Mais le marquis paraissait si pressé de savoir qu'il passa sur ce manque de convenances.
– Monsieur le marquis, reprit alors Guillaume, un gentilhomme de province aussi riche que vous ne saurait n'être pas chasseur.
– Après ? fit le marquis.
– Qui dit chasseur dit un peu braconnier, et Votre Seigneurie doit savoir comment on pose des collets pour le lièvre et le lapin.
– Sans doute, je le sais. Mais où veux-tu en venir ?
– Le lièvre et le lapin courent tête baissée ; la bécasse, plus circonspecte, poursuivit Guillaume, lève de temps en temps la tête et si, d'aventure, elle voit un petit carreau de papier blanc attaché à un bâton, elle rebrousse chemin.
– Mais que me chantes-tu donc là, drôle ?

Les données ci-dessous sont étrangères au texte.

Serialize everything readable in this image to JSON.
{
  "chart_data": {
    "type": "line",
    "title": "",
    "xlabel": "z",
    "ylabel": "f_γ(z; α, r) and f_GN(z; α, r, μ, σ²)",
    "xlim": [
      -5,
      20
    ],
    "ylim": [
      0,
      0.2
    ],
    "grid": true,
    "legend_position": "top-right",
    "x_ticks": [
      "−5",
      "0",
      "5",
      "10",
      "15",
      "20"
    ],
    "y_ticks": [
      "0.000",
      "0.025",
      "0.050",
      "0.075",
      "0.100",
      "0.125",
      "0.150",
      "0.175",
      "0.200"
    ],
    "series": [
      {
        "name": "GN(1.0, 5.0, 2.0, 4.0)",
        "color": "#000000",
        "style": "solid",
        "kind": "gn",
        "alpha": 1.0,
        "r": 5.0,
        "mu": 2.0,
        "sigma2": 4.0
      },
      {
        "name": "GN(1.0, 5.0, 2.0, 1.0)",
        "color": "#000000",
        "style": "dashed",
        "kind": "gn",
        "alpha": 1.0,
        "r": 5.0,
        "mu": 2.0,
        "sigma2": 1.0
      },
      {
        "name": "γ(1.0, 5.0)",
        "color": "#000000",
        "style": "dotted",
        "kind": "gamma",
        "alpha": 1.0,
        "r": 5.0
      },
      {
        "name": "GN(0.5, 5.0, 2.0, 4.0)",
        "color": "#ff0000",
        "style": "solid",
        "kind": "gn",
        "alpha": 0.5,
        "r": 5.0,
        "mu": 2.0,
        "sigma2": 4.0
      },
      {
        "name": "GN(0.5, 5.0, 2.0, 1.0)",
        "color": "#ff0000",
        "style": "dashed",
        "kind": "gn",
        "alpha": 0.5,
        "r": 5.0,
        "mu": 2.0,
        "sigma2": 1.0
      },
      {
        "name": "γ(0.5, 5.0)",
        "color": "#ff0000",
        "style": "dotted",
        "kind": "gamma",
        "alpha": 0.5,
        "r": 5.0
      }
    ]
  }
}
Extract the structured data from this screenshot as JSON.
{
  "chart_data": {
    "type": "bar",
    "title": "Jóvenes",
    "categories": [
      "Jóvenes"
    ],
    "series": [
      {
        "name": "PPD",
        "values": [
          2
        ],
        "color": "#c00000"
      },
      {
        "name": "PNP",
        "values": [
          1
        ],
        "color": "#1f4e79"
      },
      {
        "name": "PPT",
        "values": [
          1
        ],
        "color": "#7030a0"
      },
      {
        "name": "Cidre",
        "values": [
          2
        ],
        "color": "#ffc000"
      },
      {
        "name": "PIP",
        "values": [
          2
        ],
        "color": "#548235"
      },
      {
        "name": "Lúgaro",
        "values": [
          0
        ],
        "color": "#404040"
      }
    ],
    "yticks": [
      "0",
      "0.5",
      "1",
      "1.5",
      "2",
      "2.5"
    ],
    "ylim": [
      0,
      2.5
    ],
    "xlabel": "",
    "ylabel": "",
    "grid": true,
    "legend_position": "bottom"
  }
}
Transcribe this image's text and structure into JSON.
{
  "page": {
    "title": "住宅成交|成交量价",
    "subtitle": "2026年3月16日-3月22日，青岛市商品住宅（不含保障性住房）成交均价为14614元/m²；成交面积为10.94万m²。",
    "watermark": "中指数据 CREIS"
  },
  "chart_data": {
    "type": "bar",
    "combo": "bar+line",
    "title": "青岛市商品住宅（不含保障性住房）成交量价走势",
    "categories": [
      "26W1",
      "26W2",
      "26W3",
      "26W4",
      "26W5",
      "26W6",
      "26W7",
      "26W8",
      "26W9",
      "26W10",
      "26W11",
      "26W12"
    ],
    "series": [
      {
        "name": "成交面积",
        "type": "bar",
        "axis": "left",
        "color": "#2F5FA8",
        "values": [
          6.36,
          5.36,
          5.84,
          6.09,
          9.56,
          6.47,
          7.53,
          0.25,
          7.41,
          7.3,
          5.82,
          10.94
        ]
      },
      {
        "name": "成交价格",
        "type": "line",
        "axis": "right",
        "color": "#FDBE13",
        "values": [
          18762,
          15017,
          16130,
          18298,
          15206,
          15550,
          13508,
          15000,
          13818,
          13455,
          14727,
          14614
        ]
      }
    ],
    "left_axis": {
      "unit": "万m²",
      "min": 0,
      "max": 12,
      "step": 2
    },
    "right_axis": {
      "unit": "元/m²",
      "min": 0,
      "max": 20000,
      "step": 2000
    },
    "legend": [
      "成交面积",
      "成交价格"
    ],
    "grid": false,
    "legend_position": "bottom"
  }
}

– Attendez encore, monseigneur. Le bout de papier dont je parle a été placé là par un braconnier qui fait fi de la bécasse et ne veut pas qu'elle se prenne dans le collet qu'il réserve à un lièvre.
– As-tu bientôt fini de me conter des sornettes ! s'écria le marquis, impatienté.
– J'ai fini, dit Guillaume. Cette maison ressemble à un collet, monseigneur.
– Bon !
– Et je suis le morceau de papier blanc.
– Ce qui veut dire ?…
– Que le collet ne vous est point destiné…
– En vérité !
– Le collet est pour un autre que vous, et c'est pour cela que je vous dis ce que d'autres vous ont dit déjà, monseigneur ; si vous étiez sage, vous vous en iriez.
– Drôle ! exclama le marquis, je te jure que si tu ne m'indiques pas sur-le-champ le passage qui conduit à la partie souterraine de la maison, je te planterai mon épée dans la gorge.
Un soupir souleva la poitrine de Guillaume.
– Ma foi ! dit-il, il est des gens à qui on crie vainement : casse-cou !
– C'est possible.
– Ainsi vous le voulez ?…
– Oui, je le veux.
– Eh bien, soyez satisfait.
En même temps, Guillaume quitta la place où il était et se dirigea vers la cheminée, dans laquelle il n'y avait point de feu.
Alors le chevalier de Castirac et le marquis stupéfaits, le virent prendre un des chenets et en frapper trois coups sur la plaque du foyer.
Il s'écoula environ une minute.
Puis, soudain, la plaque du foyer tourna sur ses gonds invisibles, comme une porte, et le marquis et son jeune compagnon virent apparaître une sorte de trou noir et béant.
Le marquis eut un cri de triomphe.
Il s'empara du flambeau et s'approcha de ce mystérieux corridor.
– Je vois un escalier, dit-il.
– Un escalier qui vous mènera où vous voulez aller, dit Guillaume.
– Je l'espère bien.
– Mais d'où vous ne reviendrez pas, ricana Guillaume.
– Tu crois ?
– J'en suis sûr.
– Eh bien, moi, je suis sûr du contraire.
– Ah ! ah !
– Chevalier, dit alors le marquis en tirant sa montre, il est une heure du matin. Vous allez rester ici, avec maître Guillaume.
– Fort bien, fit le chevalier.
– Si, à trois heures, je ne suis pas revenu…
– Je logerai ma rapière dans la poitrine du bonhomme, n'est-ce pas ? dit froidement le chevalier.
– Précisément, dit le marquis.
Alors il prit le flambeau et, l'épée à la main, il s'aventura dans le mystérieux escalier.